Finding a Maximal Determinant Principal Submatrix via Hadamard's Inequality and Conic Relaxations

TL;DR

This paper explores exact and approximate methods for finding the principal submatrix with the maximum determinant, introducing bounds and relaxations that improve solution quality and computational efficiency.

Contribution

It proposes a new upper bound based on Hadamard's inequality, a projection scheme for small instances, and semidefinite programming relaxations, advancing the understanding of determinant maximization.

Findings

The projection scheme effectively solves small- to medium-scale problems.

The LP relaxation provides reliable performance evaluation.

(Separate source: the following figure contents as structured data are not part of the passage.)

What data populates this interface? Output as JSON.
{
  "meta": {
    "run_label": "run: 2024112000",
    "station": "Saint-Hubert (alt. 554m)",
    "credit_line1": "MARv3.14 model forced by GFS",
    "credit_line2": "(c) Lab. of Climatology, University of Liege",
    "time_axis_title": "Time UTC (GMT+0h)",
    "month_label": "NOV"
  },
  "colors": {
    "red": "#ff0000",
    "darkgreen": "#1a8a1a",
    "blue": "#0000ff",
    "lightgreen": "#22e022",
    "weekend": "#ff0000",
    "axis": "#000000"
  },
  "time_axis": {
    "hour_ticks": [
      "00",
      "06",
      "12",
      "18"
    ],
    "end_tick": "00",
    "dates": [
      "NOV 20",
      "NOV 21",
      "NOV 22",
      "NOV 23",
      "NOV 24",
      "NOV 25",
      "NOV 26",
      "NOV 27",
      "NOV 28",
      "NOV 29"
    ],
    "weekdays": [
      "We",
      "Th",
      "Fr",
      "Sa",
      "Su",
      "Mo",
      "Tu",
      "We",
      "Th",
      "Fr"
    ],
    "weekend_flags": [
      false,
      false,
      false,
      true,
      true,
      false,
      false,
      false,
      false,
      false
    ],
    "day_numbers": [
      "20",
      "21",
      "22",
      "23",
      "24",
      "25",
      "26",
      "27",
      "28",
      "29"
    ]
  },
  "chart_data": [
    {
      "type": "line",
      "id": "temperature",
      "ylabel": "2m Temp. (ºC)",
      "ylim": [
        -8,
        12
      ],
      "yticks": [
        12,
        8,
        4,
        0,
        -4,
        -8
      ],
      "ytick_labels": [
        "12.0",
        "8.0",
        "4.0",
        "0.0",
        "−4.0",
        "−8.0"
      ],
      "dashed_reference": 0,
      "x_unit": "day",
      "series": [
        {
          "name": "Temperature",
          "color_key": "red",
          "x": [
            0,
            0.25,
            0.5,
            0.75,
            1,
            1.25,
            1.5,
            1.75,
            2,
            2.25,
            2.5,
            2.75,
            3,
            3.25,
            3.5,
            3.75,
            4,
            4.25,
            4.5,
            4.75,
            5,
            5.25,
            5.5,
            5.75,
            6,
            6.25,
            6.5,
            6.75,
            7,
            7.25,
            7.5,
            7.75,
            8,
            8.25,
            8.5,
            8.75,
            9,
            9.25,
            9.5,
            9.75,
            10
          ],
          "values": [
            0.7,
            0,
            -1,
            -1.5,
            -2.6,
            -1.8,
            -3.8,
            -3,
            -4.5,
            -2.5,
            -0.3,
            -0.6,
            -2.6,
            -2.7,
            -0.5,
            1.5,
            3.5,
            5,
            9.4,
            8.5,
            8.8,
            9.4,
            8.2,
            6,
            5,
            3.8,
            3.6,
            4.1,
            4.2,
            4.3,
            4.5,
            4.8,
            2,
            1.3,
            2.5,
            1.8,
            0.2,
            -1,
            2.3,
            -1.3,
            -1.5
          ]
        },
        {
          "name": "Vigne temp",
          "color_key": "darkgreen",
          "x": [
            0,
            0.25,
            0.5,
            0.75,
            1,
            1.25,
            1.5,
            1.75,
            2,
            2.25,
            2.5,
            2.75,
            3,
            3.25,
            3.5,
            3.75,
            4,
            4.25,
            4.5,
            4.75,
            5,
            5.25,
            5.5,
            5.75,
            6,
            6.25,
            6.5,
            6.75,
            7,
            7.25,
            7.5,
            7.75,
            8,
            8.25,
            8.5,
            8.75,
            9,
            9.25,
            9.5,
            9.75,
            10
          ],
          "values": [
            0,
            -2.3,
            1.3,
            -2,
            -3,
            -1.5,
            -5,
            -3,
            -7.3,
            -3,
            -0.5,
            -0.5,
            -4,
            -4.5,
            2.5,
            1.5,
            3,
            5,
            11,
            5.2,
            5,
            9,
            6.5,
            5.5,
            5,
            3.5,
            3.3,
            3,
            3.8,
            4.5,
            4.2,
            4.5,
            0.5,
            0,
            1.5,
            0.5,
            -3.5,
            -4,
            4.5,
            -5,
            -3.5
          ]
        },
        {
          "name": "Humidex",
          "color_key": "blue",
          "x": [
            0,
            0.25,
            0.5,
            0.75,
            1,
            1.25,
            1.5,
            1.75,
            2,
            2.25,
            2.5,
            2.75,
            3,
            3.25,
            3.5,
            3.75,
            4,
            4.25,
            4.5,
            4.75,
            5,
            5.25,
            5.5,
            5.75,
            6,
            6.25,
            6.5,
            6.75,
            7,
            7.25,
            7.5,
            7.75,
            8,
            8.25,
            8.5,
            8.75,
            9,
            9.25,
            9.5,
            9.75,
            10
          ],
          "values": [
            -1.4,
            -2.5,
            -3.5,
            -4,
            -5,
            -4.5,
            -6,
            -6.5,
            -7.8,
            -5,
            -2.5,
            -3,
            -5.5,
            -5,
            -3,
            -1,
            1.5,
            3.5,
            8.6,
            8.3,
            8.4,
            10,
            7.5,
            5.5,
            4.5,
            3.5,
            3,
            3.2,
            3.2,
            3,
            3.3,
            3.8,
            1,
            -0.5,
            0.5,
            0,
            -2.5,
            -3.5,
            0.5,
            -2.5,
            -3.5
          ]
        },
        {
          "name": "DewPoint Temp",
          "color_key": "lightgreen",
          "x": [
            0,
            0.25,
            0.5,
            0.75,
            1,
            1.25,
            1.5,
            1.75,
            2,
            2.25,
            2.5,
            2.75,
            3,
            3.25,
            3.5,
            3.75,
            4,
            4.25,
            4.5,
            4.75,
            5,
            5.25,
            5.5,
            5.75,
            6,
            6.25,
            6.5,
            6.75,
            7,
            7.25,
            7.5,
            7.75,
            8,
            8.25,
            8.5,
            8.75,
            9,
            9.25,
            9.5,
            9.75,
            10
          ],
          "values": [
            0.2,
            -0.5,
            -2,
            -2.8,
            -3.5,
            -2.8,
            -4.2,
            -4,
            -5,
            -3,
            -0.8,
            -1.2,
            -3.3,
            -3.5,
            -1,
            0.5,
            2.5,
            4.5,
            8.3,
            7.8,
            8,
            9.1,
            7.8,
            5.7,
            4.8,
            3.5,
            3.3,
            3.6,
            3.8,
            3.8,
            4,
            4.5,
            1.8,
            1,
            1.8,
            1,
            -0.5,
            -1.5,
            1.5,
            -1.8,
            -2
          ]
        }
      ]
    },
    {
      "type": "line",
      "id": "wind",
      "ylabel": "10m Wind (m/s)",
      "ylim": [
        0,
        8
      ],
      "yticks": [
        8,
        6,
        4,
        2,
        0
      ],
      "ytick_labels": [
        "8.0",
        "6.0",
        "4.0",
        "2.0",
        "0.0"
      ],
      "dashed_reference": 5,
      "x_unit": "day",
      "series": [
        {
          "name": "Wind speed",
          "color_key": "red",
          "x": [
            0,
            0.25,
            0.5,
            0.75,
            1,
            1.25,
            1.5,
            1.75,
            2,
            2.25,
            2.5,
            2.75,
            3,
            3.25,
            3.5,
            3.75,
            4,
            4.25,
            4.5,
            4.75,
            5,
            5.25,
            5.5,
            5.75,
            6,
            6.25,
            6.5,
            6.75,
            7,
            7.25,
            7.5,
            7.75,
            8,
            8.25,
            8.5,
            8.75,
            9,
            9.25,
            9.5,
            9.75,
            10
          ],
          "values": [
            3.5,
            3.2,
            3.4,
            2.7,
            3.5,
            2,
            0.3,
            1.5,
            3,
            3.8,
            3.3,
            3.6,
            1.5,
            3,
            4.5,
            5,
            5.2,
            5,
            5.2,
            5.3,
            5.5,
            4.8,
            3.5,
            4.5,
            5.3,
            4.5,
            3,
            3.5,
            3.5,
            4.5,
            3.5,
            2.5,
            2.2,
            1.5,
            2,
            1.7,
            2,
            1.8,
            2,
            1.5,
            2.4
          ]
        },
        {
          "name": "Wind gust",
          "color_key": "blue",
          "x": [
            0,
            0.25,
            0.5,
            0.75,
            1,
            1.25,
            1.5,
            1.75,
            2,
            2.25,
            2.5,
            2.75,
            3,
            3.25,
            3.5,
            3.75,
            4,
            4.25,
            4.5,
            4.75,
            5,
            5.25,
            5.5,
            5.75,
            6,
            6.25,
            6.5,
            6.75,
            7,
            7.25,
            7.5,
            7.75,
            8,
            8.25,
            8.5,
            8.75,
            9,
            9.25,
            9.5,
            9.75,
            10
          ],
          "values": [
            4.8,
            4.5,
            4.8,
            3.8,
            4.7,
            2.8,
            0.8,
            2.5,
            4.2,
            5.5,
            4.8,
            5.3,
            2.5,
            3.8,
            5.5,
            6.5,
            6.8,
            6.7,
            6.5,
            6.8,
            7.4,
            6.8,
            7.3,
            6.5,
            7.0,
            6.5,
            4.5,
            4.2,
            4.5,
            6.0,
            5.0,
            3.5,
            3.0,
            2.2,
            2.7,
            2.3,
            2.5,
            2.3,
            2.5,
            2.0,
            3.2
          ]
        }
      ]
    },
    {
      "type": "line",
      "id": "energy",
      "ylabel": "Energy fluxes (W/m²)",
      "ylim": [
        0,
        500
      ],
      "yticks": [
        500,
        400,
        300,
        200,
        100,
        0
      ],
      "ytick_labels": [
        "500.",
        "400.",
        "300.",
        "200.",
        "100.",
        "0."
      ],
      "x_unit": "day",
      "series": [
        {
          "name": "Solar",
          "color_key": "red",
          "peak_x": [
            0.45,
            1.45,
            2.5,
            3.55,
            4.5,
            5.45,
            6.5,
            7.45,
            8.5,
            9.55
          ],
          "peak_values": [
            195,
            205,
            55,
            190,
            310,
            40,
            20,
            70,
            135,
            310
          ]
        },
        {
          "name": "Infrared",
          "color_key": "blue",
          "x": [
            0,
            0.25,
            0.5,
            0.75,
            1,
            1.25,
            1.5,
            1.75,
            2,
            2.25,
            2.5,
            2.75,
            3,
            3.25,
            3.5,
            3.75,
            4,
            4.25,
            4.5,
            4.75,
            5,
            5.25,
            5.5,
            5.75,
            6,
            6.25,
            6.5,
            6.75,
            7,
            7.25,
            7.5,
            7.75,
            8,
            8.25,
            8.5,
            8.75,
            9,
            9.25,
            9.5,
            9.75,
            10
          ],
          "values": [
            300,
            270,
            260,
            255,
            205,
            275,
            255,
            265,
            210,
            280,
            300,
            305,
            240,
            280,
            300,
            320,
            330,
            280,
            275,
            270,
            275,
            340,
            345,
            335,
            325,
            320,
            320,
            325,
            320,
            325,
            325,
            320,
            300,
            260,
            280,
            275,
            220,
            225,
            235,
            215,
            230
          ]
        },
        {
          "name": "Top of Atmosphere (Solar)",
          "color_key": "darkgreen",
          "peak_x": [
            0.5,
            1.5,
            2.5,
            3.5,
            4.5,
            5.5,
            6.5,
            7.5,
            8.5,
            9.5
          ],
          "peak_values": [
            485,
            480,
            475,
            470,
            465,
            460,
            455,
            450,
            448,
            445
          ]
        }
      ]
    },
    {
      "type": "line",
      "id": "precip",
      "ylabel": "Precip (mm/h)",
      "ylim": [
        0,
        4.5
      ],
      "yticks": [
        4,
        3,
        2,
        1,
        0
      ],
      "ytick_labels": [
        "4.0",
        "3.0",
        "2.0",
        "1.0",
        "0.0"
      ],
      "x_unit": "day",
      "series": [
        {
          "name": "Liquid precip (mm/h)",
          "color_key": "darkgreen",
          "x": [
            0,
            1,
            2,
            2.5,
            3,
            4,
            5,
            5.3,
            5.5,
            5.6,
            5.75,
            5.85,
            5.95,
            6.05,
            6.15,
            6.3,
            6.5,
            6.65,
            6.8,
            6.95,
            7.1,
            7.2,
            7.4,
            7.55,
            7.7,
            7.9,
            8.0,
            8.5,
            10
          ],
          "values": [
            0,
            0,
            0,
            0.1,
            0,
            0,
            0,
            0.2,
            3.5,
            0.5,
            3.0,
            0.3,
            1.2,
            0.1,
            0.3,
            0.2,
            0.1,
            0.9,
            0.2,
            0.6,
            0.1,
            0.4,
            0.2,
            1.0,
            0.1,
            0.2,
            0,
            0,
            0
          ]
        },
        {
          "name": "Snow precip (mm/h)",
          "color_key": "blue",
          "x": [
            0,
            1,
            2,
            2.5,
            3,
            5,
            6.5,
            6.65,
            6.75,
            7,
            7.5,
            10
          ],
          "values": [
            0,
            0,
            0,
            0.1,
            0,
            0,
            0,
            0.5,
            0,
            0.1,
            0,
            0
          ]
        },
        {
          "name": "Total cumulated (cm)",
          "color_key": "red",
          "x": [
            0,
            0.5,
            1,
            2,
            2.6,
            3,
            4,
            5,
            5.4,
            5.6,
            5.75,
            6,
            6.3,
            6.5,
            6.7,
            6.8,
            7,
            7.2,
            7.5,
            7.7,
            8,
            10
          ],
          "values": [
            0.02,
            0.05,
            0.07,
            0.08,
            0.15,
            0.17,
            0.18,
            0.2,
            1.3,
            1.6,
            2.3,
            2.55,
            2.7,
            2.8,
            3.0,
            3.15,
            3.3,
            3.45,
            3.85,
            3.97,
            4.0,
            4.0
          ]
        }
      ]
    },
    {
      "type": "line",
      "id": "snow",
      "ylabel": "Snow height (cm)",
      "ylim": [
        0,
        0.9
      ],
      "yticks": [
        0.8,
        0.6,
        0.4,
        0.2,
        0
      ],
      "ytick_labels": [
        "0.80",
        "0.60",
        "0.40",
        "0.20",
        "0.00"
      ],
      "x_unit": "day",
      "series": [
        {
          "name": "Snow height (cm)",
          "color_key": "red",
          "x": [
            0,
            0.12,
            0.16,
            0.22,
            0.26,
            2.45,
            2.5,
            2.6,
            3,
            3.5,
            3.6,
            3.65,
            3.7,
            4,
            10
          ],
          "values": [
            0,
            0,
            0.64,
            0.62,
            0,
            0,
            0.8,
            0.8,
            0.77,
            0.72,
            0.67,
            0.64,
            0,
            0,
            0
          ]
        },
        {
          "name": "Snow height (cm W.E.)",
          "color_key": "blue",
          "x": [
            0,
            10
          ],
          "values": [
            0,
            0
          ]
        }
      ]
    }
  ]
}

Semidefinite programming yields stronger upper bounds.

Abstract

An important yet challenging problem in numerical linear algebra is finding a principal submatrix with the maximum determinant. In this paper, we examine several exact and approximate approaches to this problem. We first propose an upper bound based on Hadamard's inequality, along with a projection scheme based on the Gram-Schmidt process without normalization. This scheme yields a highly effective exact algorithm for solving small- to medium-scale instances. We then study a linear programming (LP) relaxation that facilitates reliable performance evaluation when the exact method returns only near-optimal solutions, and prove that our projection scheme also strengthens the upper bound obtained from the LP relaxation. Finally, we present stronger upper bounds via semidefinite programming, further illustrating the intrinsic difficulty of determinant maximization.